Paylaş
Bu durumu biraz açacak olursak psikososyal gelişim döneminin ilk basamağı olan oral dönemden başlamak gerekebilir. Çok kısaca özetleyecek olursam güven ve aidiyet duygusunu ilk olarak anne sütünden alırız. Evet bunu nereye bağlayacağım tabii ki de bebeklikte tohumları atılan bazı duygular ile yoğun bir biçimde eşleşen ve yetişkinlikte de görülen ihtiyacımız olmadığı halde sürekli yeme isteğine.
Bilindiği üzere EvdeKal sürecindeyiz ancak bu EvdeKal süreci normal zamanlardaki evde geçirdiğimiz zamanlara benzemiyor. Belirsizlikler içeren, sürekli evde özellikle herhangi bir uyaran olmadan veya olduğunda da kaygı veren uyaranların oluşturduğu düşüncelerin sonucunda bir şey yapmam lazım düşüncesine bizi iten zamanlar… İşte o bir şey yapmam lazım düşüncesine en yakın gelen davranış da yeme davranışı olmaktadır. Dolabı açarız bir şey yeriz, yanımızda hazır paketler vardır onları hesap etmeden atarız ağzımıza, hele ki televizyon izlerken veya bir filme odaklanmışken yediklerimiz!
Evet, tüm bunlar hem hipnotize bir biçimde ağzımıza yiyecek götürmekten, hem de içimizdeki boşluğu doldurabilecek en anlamlı davranışın bir şeyler yemekten geçtiğini düşünmekten geliyor olabilir. Ancak bu davranışların sonunda düzensiz beslenme ve kilo problemi dolayısıyla da benlik saygımızda veya vücudumuza yönelik olumlu algılarımızda düşüşler baş gösterebilecektir.
Peki, psikolojik yeme davranışlarımızı azaltmak için neler yapabiliriz?

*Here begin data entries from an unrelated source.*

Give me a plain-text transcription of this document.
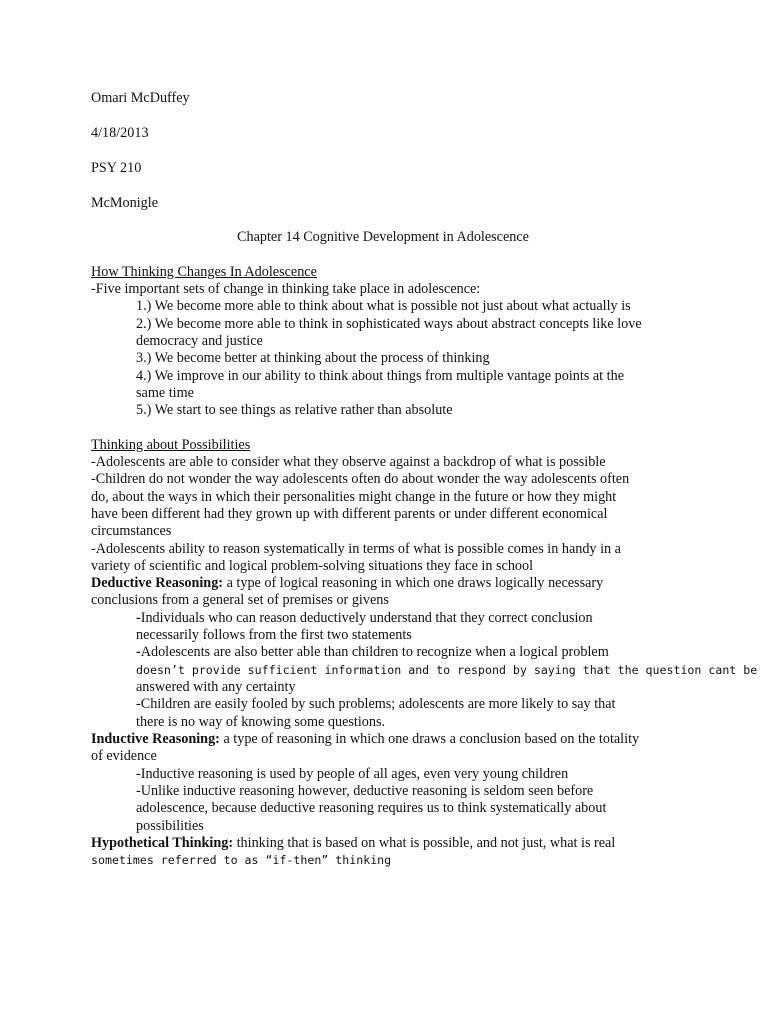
Omari McDuffey
4/18/2013
PSY 210
McMonigle
Chapter 14 Cognitive Development in Adolescence
How Thinking Changes In Adolescence
-Five important sets of change in thinking take place in adolescence:
1.) We become more able to think about what is possible not just about what actually is
2.) We become more able to think in sophisticated ways about abstract concepts like love
democracy and justice
3.) We become better at thinking about the process of thinking
4.) We improve in our ability to think about things from multiple vantage points at the
same time
5.) We start to see things as relative rather than absolute
Thinking about Possibilities
-Adolescents are able to consider what they observe against a backdrop of what is possible
-Children do not wonder the way adolescents often do about wonder the way adolescents often
do, about the ways in which their personalities might change in the future or how they might
have been different had they grown up with different parents or under different economical
circumstances
-Adolescents ability to reason systematically in terms of what is possible comes in handy in a
variety of scientific and logical problem-solving situations they face in school
Deductive Reasoning: a type of logical reasoning in which one draws logically necessary
conclusions from a general set of premises or givens
-Individuals who can reason deductively understand that they correct conclusion
necessarily follows from the first two statements
-Adolescents are also better able than children to recognize when a logical problem
doesn’t provide sufficient information and to respond by saying that the question cant be
answered with any certainty
-Children are easily fooled by such problems; adolescents are more likely to say that
there is no way of knowing some questions.
Inductive Reasoning: a type of reasoning in which one draws a conclusion based on the totality
of evidence
-Inductive reasoning is used by people of all ages, even very young children
-Unlike inductive reasoning however, deductive reasoning is seldom seen before
adolescence, because deductive reasoning requires us to think systematically about
possibilities
Hypothetical Thinking: thinking that is based on what is possible, and not just, what is real
sometimes referred to as “if-then” thinking
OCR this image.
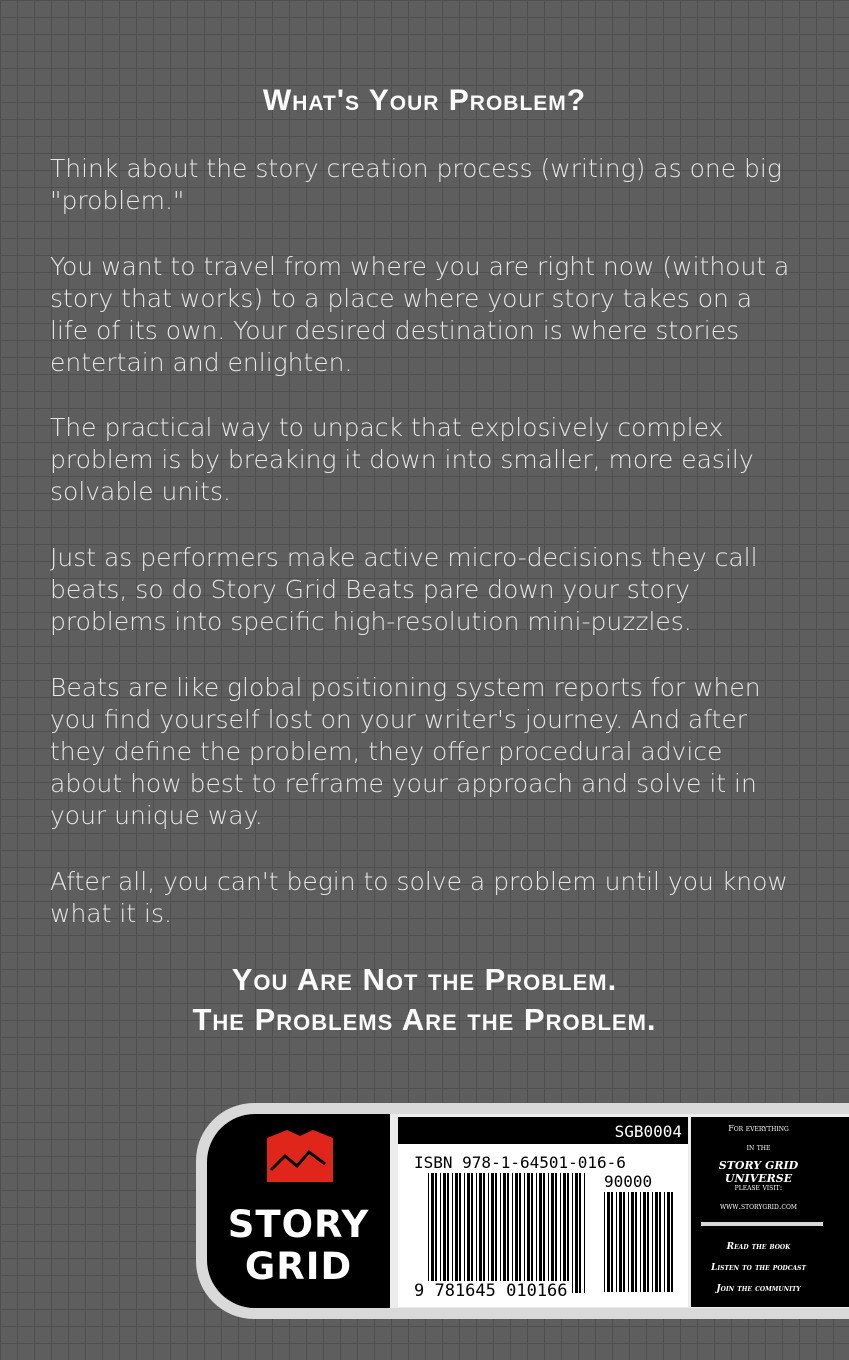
What's Your Problem?
Think about the story creation process (writing) as one big "problem."
You want to travel from where you are right now (without a story that works) to a place where your story takes on a life of its own. Your desired destination is where stories entertain and enlighten.
The practical way to unpack that explosively complex problem is by breaking it down into smaller, more easily solvable units.
Just as performers make active micro-decisions they call beats, so do Story Grid Beats pare down your story problems into specific high-resolution mini-puzzles.
Beats are like global positioning system reports for when you find yourself lost on your writer's journey. And after they define the problem, they offer procedural advice about how best to reframe your approach and solve it in your unique way.
After all, you can't begin to solve a problem until you know what it is.
You Are Not the Problem.
The Problems Are the Problem.
STORY
GRID
SGB0004
ISBN 978-1-64501-016-6
90000
9 781645 010166
For everything
in the
STORY GRID UNIVERSE
please visit:
www.storygrid.com
Read the book
Listen to the podcast
Join the community
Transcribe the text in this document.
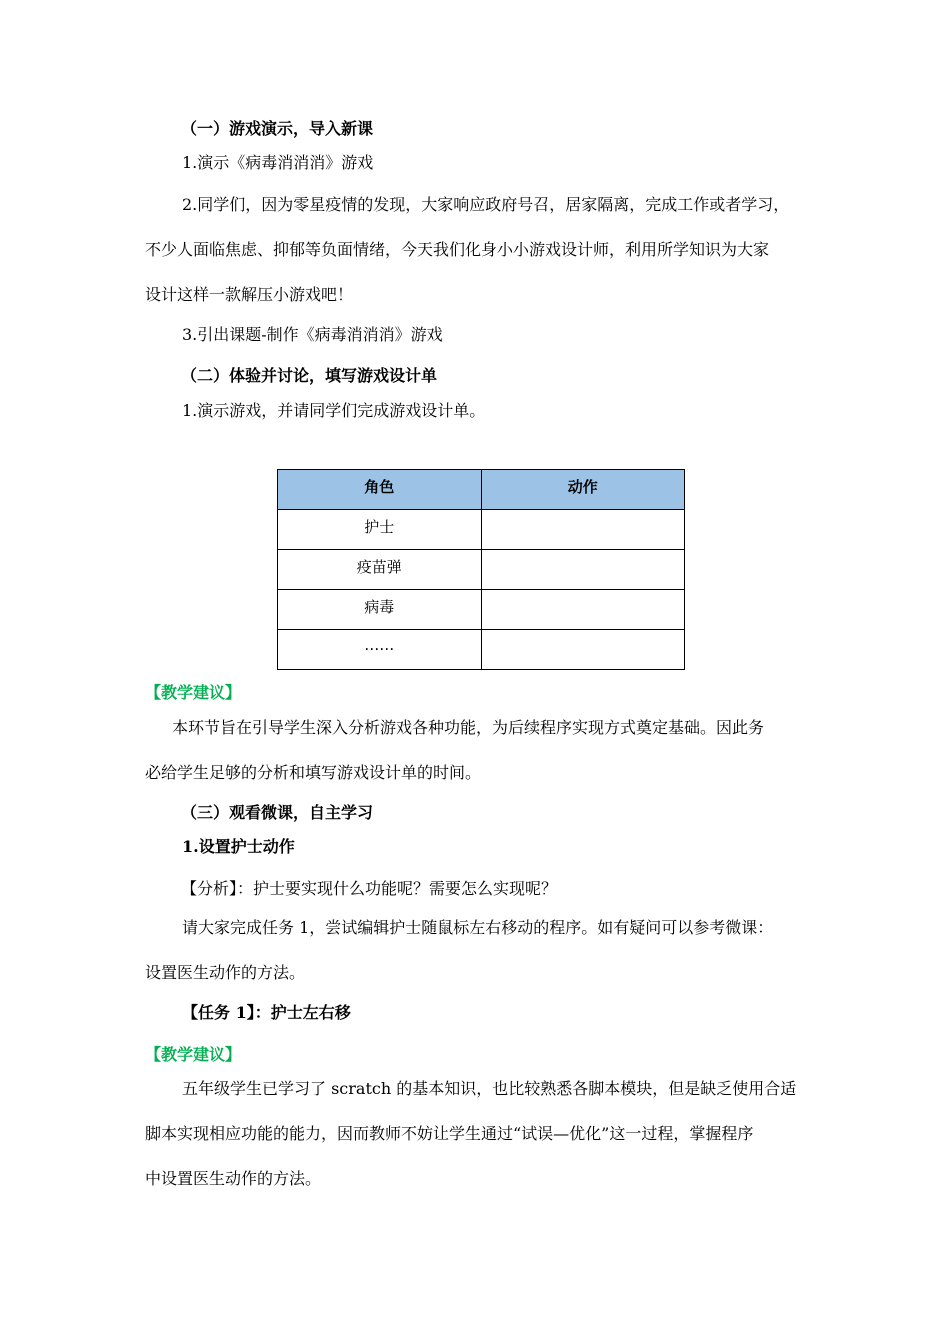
（一）游戏演示，导入新课
1.演示《病毒消消消》游戏
2.同学们，因为零星疫情的发现，大家响应政府号召，居家隔离，完成工作或者学习，
不少人面临焦虑、抑郁等负面情绪，今天我们化身小小游戏设计师，利用所学知识为大家
设计这样一款解压小游戏吧！
3.引出课题-制作《病毒消消消》游戏
（二）体验并讨论，填写游戏设计单
1.演示游戏，并请同学们完成游戏设计单。
角色	动作
护士	
疫苗弹	
病毒	
……	
【教学建议】
本环节旨在引导学生深入分析游戏各种功能，为后续程序实现方式奠定基础。因此务
必给学生足够的分析和填写游戏设计单的时间。
（三）观看微课，自主学习
1.设置护士动作
【分析】：护士要实现什么功能呢？需要怎么实现呢？
请大家完成任务 1，尝试编辑护士随鼠标左右移动的程序。如有疑问可以参考微课：
设置医生动作的方法。
【任务 1】：护士左右移
【教学建议】
五年级学生已学习了 scratch 的基本知识，也比较熟悉各脚本模块，但是缺乏使用合适
脚本实现相应功能的能力，因而教师不妨让学生通过“试误—优化”这一过程，掌握程序
中设置医生动作的方法。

Bu süreç tabii ki de zorlu bir süreç ve içgüdülerimiz bize her ne kadar tehlike anında yemenin de içinde bulunduğu biriktirme ve depolama davranışlarına itse de bu davranışların kaynağını bularak bunları değiştirmek bizim elimizde.
Unutmayalım ki bu süreç bittiğinde önceliklerimiz değişebilecek tekrar sosyalleşip, kendinizi olumlu beden algısı noktasında hissetmek isteyeceksinizdir. Bu açıdan her durumda olduğu gibi yeme davranışlarını da kontrollü tutmak çok önemlidir.